Eine Bundesjury erklärte Marlon und LaShonda Moore für schuldig wegen Verschwörung, mehrerer Anklagepunkte wegen Überweisungsbetrugs und Geldwäsche, weil sie „Blessings In No Time“ (BINT) betrieben, ein Pyramidensystem aus der Pandemiezeit, das nach Angaben der Staatsanwaltschaft mehr als 10.000 Menschen um rund 25 Millionen Dollar betrogen hat. Das Paar drohen wegen der Straftaten jahrzehntelange Haftstrafen.

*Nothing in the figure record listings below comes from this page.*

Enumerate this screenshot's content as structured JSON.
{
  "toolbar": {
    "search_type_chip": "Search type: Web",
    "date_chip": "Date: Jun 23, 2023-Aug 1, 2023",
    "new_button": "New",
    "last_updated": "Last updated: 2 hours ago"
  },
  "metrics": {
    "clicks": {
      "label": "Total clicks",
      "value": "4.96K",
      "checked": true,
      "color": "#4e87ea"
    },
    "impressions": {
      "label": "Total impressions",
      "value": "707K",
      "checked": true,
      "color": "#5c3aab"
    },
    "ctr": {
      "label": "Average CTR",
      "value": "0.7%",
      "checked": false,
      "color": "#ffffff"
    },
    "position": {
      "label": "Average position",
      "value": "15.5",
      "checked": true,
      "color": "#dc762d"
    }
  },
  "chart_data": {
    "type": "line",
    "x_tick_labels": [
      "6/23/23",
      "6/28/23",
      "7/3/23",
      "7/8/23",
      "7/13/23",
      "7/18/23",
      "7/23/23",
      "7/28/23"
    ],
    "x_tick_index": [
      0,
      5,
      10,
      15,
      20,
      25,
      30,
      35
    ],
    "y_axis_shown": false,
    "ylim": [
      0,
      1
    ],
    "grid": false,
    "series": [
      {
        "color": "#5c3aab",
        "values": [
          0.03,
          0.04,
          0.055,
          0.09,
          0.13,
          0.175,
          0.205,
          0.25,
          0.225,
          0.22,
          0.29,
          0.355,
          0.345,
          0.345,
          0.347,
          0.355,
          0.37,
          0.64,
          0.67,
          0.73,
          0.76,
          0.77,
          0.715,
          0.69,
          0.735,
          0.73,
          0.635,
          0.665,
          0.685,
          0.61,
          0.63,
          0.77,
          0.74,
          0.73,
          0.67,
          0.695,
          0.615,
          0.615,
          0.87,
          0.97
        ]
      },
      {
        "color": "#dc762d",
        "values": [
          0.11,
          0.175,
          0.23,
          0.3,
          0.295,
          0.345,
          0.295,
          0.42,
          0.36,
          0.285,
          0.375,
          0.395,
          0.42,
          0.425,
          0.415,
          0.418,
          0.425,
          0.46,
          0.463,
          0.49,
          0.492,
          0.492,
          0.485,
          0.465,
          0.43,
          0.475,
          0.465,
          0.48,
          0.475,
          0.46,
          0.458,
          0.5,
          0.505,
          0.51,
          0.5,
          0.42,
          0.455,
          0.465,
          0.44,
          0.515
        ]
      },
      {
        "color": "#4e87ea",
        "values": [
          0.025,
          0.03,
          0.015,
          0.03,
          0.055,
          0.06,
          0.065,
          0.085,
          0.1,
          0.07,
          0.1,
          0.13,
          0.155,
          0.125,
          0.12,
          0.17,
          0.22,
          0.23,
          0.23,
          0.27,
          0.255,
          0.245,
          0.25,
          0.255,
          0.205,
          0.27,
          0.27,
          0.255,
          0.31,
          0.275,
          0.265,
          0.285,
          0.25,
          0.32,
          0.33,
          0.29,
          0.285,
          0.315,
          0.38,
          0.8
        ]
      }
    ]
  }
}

Marlon und LaShonda Moore wurden von einer Bundesjury in Nordtexas wegen Straftaten im Zusammenhang mit dem Betrieb von „Blessings In No Time“ (BINT) verurteilt, einem pyramidalen Anlage- und Betrugssystem aus der Pandemizeit, das laut Staatsanwaltschaft über 10.000 Opfer um etwa 25 Millionen Dollar betrogen haben soll. Das Urteil vom 10. Jan. 2026 folgte einem mehrwöchigen Prozess, in dem die Regierung Beweise für Rekrutierungspraktiken, falsche Anlageversprechen und Mechanismen zur Verschleierung von Auszahlungen an frühere Investoren vorlegte. Die Geschworenen befanden das Paar des Verschwörungsdelikts, mehrerer Fälle von Drahtbetrug und Geldwäsche für schuldig; die Strafrichtlinien deuten auf mögliche jahrzehntelange Haftstrafen wegen der kumulierten Anklagen hin. Die Staatsanwaltschaft stellte BINT als ein klassisches Ponzi-ähnliches System dar, getarnt als Investment- oder Segensprogramm, das mittels Empfehlungsmarketing und überstaatlicher Zahlungsflüsse neue Teilnehmer anzog und Auszahlungen aufrechterhielt. Der Fall unterstreicht die anhaltende bundesstaatliche Aufmerksamkeit auf groß angelegte, bundesstaatenübergreifende Anlagebetrügereien, die während und nach der Pandemie verbreitet auftraten, sowie die Nutzung von Online-Rekrutierungskanälen, um einen großen Opferkreis zu erreichen. Es wird erwartet, dass sich Opferentschädigungs- und Vermögensabschöpfungsverfahren anschließen, da die Behörden versuchen, Gelder für betrogene Teilnehmer zurückzugewinnen.